Israeli firms that are developing plant-based food alternatives is one favorable path forward. Another involves the work of researchers in Israel and elsewhere who are creating biomaterials (for instance, from beached jellyfish) to replace the plastic we now use for toothbrushes, containers and shopping bags. Genetically modified plant fibers are being used for packaging and textiles. Smarter design is creating better solutions for passively cooling and heating buildings, conserving water, and lighting interiors.

The hallmarks of a new modernity include both a commitment to safeguarding nature and redirecting human ingenuity from its pyrrhic fixation on material acquisitions to producing conditions of life that are satisfying and lasting.

For Israel to remain viable in an increasingly harsh environment, we will need to focus on cultivating our “nest” and husband our national resources. This is a strategic challenge on par with the military ones that confront us.

Inaction is not an option

The news about global warming is grim, but inaction is not an option. A small window still remains to forestall irreparable damage and leave future generations a livable planet. All aspects of social and individual life, including diets, transportation, production, consumption, housing, the clothes we wear and our leisure-time activities will have to be rethought and refashioned.
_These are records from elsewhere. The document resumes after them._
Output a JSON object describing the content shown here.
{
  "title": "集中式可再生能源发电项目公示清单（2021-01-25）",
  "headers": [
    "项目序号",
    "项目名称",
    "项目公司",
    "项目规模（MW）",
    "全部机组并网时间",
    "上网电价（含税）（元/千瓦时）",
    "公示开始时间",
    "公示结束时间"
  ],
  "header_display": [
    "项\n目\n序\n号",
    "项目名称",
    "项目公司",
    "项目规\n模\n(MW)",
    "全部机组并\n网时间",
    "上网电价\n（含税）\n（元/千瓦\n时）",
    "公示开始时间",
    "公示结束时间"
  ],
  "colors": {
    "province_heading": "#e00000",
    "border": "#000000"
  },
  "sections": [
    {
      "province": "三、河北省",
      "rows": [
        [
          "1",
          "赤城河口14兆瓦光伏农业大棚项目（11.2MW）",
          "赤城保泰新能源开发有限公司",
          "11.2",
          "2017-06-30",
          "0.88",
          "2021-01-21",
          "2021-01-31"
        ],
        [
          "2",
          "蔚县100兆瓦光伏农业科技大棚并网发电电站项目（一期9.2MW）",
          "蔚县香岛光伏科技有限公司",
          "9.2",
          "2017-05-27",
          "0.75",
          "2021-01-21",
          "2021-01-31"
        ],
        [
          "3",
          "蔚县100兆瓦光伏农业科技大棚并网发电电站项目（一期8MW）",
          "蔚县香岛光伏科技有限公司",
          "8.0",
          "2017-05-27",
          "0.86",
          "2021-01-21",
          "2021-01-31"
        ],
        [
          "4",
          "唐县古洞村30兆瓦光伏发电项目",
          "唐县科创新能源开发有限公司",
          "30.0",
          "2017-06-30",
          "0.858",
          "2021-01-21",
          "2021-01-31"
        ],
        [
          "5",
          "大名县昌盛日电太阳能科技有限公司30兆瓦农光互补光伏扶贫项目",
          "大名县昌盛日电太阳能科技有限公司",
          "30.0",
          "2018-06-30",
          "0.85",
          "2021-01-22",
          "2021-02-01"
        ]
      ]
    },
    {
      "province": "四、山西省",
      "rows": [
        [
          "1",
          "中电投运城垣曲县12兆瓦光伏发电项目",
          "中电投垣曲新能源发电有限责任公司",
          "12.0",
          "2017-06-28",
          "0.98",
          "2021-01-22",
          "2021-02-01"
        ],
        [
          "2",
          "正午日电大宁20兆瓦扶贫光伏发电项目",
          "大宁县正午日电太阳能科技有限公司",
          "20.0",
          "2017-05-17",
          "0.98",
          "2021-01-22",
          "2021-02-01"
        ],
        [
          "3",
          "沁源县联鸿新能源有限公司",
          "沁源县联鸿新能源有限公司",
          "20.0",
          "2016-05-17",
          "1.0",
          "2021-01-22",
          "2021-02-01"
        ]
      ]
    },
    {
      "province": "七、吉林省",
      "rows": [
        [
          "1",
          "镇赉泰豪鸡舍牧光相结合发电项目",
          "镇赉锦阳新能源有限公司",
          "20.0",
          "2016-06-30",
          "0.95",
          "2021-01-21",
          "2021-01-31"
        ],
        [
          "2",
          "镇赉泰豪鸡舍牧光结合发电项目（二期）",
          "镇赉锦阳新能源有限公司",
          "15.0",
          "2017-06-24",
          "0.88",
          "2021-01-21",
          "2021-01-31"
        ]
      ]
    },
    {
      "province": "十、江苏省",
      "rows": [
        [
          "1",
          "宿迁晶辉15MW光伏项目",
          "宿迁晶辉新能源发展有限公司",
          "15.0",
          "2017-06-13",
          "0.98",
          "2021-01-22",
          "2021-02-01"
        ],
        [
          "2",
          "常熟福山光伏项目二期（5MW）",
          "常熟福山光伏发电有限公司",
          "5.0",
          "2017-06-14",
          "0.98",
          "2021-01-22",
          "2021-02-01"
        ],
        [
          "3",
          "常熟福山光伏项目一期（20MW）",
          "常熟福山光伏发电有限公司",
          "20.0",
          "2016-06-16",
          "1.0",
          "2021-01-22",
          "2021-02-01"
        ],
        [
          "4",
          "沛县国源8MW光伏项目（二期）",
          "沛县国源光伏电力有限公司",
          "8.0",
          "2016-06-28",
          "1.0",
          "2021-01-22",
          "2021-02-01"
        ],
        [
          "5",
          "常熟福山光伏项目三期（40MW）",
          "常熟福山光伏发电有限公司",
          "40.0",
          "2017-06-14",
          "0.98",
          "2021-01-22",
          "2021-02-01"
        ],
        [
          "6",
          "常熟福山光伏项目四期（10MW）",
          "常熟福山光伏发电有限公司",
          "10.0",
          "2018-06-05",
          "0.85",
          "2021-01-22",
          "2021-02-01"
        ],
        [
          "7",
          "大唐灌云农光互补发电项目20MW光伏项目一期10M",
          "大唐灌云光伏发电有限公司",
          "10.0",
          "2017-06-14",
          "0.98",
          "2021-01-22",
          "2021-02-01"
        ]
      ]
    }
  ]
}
There is an opportunity in this: building stronger, fairer and healthier societies.

Many of the solutions will be local in scope, aligning place-specific conditions with appropriate interventions. But acting locally will also require us to think and cooperate regionally and globally. Without sharing experiences and engaging in concerted action, no place will be exempt from the perils ahead.

We have the capacity to deal with these momentous challenges — if people everywhere mobilize and make this civilizational turn together and in time. The question is whether there is sufficient understanding, leadership and resolve to do so.

The answer is not up to nature. It depends on us. This begins with changing our individual and collective consciousness, accepting that the road we have been on leads to a dead-end, and that there is a way forward that will soon close if we don’t move decisively and resolutely.

Dr. Yosef Gotlieb, an international development and climate adaptation specialist, is on the faculty of the David Yellin College of Education.